Architect and city planner, public housing pioneer
Oscar Stonorov was a public housing pioneer in the United States in the 1930s and 1940s. His work had strong European roots and he collaborated with many other immigrants.
Oscar Stonorov was born in 1905 in Frankfurt, Germany. He studied architecture in Italy and Switzerland, and apprenticed with a sculptor in France. Stonorov developed a strong interest in the work of LeCorbusier, who had pioneered architectural modernism in France. As a result, Stonorov became involved in a book project that intended to publish LeCorbusier’s complete oeuvre. The project, on which Stonorov cooperated with Willy Boesiger, another German-born architect, lasted for 30 years and produced eight volumes. The first volume was published in 1929, and dealt with LeCorbusier’s and Pierre Jeanneret’s work in the period from 1910 to 1929. During the same year, Stonorov left Europe for the United States.

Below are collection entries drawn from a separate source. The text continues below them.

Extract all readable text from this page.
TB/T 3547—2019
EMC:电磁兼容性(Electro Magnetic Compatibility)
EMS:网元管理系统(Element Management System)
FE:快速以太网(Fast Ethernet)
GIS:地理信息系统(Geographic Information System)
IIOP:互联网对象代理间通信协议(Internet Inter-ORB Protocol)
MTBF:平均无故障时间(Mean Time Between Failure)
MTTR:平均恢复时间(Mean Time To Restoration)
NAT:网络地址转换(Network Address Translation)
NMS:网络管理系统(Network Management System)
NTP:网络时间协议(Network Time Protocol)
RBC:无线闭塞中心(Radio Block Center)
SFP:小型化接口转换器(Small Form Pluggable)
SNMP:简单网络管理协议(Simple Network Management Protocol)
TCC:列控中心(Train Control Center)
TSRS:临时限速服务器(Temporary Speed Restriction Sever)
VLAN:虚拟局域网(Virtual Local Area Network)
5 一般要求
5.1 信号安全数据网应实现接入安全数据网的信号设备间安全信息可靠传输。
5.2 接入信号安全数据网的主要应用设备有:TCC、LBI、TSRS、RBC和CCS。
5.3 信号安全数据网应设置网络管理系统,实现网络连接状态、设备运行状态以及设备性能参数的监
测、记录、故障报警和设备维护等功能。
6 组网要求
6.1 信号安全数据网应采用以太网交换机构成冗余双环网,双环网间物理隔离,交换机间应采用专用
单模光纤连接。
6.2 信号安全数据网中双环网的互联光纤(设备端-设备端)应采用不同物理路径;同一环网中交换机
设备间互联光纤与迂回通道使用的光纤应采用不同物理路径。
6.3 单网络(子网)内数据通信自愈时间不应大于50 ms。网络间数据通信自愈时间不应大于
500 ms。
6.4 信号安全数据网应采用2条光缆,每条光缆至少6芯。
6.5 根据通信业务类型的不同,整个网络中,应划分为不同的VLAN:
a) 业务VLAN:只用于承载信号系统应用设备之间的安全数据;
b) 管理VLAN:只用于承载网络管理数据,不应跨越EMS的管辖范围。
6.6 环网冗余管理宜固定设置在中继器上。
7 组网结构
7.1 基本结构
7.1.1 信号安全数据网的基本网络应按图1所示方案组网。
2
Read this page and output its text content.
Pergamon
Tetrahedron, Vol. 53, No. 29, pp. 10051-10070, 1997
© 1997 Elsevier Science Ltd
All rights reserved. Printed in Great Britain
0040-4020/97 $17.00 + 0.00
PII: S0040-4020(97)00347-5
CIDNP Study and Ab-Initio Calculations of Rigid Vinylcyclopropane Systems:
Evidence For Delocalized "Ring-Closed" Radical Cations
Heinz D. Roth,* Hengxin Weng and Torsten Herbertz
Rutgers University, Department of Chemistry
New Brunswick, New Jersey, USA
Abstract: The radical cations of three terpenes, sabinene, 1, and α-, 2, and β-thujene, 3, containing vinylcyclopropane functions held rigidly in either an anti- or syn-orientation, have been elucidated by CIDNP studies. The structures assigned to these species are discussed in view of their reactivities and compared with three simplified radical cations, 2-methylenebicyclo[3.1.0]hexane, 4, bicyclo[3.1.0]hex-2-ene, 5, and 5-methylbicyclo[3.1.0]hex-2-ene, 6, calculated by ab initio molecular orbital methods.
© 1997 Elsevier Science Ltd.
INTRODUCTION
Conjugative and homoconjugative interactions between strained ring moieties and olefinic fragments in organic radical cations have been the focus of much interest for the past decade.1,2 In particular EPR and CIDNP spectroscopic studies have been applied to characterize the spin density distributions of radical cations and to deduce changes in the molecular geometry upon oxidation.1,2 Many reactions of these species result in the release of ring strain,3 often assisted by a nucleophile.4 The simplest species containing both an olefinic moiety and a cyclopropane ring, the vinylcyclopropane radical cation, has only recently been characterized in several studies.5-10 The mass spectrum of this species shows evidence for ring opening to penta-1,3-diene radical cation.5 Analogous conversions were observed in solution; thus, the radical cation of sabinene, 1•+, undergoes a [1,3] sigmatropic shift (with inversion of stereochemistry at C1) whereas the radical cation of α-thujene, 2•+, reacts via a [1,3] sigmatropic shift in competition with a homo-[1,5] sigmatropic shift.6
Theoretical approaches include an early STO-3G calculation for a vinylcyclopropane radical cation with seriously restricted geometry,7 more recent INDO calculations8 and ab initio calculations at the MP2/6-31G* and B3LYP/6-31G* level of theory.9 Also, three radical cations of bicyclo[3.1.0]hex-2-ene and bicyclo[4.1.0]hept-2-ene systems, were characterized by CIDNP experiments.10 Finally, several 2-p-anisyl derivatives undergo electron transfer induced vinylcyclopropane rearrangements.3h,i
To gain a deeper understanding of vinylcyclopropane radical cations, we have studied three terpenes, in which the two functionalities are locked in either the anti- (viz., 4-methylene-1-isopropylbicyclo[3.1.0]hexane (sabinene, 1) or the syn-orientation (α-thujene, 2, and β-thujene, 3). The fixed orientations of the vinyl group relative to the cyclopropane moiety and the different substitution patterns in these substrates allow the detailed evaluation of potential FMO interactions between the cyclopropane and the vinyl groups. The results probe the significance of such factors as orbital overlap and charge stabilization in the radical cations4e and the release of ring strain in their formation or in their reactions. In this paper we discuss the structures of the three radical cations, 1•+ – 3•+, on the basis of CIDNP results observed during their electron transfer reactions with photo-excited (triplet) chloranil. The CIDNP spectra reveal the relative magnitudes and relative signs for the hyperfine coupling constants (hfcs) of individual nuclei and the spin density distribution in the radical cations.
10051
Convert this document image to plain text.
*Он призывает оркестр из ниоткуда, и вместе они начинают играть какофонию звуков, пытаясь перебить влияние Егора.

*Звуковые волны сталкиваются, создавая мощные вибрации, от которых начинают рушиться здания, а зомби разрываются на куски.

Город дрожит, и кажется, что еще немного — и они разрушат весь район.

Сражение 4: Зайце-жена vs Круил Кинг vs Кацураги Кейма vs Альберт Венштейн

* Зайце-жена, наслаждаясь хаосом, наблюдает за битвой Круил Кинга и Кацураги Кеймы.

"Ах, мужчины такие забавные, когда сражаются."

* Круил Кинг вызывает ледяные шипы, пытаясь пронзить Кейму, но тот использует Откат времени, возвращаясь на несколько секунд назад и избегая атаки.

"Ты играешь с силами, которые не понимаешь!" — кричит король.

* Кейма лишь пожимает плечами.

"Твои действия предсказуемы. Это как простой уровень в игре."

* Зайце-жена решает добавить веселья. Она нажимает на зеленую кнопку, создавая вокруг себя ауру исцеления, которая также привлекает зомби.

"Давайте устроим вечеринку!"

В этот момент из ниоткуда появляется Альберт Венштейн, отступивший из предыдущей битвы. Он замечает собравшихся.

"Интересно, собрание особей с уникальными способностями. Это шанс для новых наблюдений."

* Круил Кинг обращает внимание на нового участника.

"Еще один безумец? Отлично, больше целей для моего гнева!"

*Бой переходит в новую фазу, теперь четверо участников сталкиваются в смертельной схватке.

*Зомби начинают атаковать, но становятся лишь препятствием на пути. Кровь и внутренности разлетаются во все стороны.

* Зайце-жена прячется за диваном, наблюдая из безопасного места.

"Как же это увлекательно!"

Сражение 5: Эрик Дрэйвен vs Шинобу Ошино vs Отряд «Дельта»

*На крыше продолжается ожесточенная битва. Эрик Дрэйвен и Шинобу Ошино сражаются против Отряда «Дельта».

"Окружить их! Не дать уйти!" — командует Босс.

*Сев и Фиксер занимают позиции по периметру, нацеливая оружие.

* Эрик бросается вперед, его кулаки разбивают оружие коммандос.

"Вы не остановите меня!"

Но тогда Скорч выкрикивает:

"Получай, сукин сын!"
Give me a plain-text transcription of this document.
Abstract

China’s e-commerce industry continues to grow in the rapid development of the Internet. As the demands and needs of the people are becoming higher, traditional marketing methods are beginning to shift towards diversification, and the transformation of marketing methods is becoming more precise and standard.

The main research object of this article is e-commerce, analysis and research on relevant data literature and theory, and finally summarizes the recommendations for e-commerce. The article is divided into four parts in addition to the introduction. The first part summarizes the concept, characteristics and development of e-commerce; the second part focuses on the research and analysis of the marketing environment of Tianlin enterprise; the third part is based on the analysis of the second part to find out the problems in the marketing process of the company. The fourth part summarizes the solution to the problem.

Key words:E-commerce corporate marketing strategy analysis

Stonorov’s American career began in the office of New York architect Harvey Wiley Corbett, who was famous for his modern skyscraper and office building designs. Stonorov, however, soon opened his own architectural office in Philadelphia together with modernist architect Louis Kahn. With Kahn, Stonorov co-authored two books on neighborhood planning and citizen involvement. The office of Stonorov & Kahn specialized in housing developments and did pioneering work in this field with projects like the Carl Mackley Houses, which were built in Philadelphia in 1933/1934.
Besides his ongoing cooperation with Willy Boesiger, Stonorov established professional contact with many other European immigrants throughout his career. During the early 1940s, he employed Peter Blake andViggo von Moltke in his office. Both had left Europe in the late 1930s and became active figures in American modernism after World War II. Another example is Stonorov’s work with architectAlfred Kastner, who had left Germany in the early 1920s. Kastner contributed significantly to the design of the Carl Mackley houses.
Stonorov died in a plane crash in 1970 while on a business trip to a family education center he had designed for the United Automobile Workers in Onoway, Michigan.